Disciple of Confucius

Yuan Xian (born 515 BC), courtesy name Zisi or Yuan Si, was a Chinese philosopher who was a major disciple of Confucius. Classic Chinese sources stated he was modest and incorruptible, and adhered strictly to the teachings of Confucius despite living in abject poverty.

==Life==
Yuan Xian was born in 515 BC, 36 years younger than Confucius. His origin is uncertain. The Kongzi Jiayu says he was a native of the State of Song, but according to Han dynasty Confucianist Zheng Xuan, he was from the State of Lu.

Yuan Xian was Confucius' chief household officer when Confucius served as Minister of Justice of Lu. After the death of his master, Yuan Xian moved to the State of Wey, where he lived in obscurity and poverty.

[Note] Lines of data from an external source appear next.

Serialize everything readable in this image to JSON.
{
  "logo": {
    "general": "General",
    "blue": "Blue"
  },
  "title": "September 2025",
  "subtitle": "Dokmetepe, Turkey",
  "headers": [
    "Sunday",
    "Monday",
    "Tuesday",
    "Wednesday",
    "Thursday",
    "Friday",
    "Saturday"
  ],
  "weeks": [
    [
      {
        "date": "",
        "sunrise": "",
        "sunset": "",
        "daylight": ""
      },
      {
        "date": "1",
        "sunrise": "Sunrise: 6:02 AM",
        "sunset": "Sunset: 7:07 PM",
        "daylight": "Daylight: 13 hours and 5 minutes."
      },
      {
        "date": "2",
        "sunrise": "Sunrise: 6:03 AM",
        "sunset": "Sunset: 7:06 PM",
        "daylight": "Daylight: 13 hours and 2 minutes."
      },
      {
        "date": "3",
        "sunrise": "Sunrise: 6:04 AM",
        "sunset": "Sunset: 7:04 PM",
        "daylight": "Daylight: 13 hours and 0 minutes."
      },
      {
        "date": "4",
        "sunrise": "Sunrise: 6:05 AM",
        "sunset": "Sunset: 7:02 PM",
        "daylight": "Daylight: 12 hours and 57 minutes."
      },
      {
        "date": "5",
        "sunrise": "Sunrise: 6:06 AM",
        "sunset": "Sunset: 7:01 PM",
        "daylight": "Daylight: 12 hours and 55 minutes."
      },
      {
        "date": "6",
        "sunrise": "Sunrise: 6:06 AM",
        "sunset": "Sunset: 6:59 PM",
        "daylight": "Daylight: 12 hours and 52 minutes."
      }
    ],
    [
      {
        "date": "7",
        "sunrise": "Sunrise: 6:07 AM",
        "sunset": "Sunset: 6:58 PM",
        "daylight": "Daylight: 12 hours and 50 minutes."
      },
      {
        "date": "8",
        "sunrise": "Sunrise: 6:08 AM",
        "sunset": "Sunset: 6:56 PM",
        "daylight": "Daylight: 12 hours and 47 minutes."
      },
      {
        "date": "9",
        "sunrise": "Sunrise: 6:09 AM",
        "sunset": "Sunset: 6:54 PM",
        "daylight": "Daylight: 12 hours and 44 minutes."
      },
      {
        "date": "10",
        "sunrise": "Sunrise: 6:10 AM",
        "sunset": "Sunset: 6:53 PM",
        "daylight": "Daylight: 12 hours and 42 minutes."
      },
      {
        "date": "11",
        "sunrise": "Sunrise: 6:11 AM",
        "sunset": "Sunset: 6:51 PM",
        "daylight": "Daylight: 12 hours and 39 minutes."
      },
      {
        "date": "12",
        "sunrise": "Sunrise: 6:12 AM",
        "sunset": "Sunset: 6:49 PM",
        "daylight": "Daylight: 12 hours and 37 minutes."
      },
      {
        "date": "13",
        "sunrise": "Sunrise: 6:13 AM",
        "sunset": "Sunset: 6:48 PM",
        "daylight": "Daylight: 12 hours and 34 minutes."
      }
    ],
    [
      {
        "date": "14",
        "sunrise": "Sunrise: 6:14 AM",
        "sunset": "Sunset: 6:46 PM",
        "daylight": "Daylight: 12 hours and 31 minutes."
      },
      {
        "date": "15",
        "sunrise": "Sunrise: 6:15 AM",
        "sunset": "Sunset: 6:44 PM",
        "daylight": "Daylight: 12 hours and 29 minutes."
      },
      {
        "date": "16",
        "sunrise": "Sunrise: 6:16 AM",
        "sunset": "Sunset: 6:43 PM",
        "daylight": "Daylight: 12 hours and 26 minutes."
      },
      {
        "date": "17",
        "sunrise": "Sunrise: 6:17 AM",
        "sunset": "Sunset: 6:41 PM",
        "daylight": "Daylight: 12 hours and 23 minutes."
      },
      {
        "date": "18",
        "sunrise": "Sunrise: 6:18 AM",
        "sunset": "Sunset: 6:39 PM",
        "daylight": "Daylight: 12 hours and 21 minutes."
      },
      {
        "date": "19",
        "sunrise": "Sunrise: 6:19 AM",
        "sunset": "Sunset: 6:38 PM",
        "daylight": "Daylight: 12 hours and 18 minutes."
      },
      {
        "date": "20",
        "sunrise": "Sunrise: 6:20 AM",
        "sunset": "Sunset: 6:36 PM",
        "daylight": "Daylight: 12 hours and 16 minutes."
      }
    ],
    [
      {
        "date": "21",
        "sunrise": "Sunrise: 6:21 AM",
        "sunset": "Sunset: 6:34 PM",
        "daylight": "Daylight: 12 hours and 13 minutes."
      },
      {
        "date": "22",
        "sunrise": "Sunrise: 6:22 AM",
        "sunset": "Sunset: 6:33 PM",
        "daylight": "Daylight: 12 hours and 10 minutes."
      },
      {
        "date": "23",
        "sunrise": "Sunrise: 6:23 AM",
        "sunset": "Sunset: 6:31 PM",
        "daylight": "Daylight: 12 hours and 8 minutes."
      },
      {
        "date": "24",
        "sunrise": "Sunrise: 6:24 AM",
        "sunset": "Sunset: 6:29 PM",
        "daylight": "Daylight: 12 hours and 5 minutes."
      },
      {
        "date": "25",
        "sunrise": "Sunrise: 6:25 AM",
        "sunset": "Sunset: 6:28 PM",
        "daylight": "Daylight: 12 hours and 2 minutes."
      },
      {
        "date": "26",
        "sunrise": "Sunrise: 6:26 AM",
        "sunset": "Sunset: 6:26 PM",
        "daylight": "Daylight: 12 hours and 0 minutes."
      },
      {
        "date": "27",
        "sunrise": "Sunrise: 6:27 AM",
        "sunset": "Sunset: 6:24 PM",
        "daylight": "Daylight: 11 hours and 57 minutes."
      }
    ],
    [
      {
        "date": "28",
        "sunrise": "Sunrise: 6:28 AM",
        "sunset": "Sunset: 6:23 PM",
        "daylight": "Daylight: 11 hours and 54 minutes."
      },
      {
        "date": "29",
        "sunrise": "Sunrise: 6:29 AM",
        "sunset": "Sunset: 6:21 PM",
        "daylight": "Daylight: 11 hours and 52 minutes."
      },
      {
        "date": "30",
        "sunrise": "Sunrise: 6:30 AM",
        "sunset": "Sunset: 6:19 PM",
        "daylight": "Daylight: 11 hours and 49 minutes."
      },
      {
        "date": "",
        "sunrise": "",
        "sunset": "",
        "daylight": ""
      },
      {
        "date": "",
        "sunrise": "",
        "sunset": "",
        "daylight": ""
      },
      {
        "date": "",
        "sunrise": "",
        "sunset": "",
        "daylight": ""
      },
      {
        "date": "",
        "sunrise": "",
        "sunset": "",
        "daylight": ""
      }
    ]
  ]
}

The Zhuangzi and the Records of the Grand Historian (Shiji) both record a conversation between Yuan Xian and Duanmu Ci (Zigong), another well-known disciple of Confucius. Zigong, who served as a high official and was a wealthy businessman, went to visit Yuan Xian's village in his quadriga. According to these texts, Yuan lived in a tiny hut with a thatched roof, reached via alleys too narrow for a chariot. Zigong expressed pity and shame at Yuan's distress, but Yuan Xian countered that he was able to put the Tao into practice, and lived a life of poverty but not of distress. The chronicles stated that for the rest of his life, Zigong felt ashamed of his own words.

==Legacy==
In Confucian temples, Yuan Xian's spirit tablet is placed in the outer court, beyond those of the Four Assessors and Twelve Wise Ones.

During the Tang dynasty, Emperor Xuanzong posthumously awarded Yuan Xian the nobility title of Count of Yuan (原伯). During the Song dynasty, he was further awarded the title of Marquis of Rencheng (任城侯).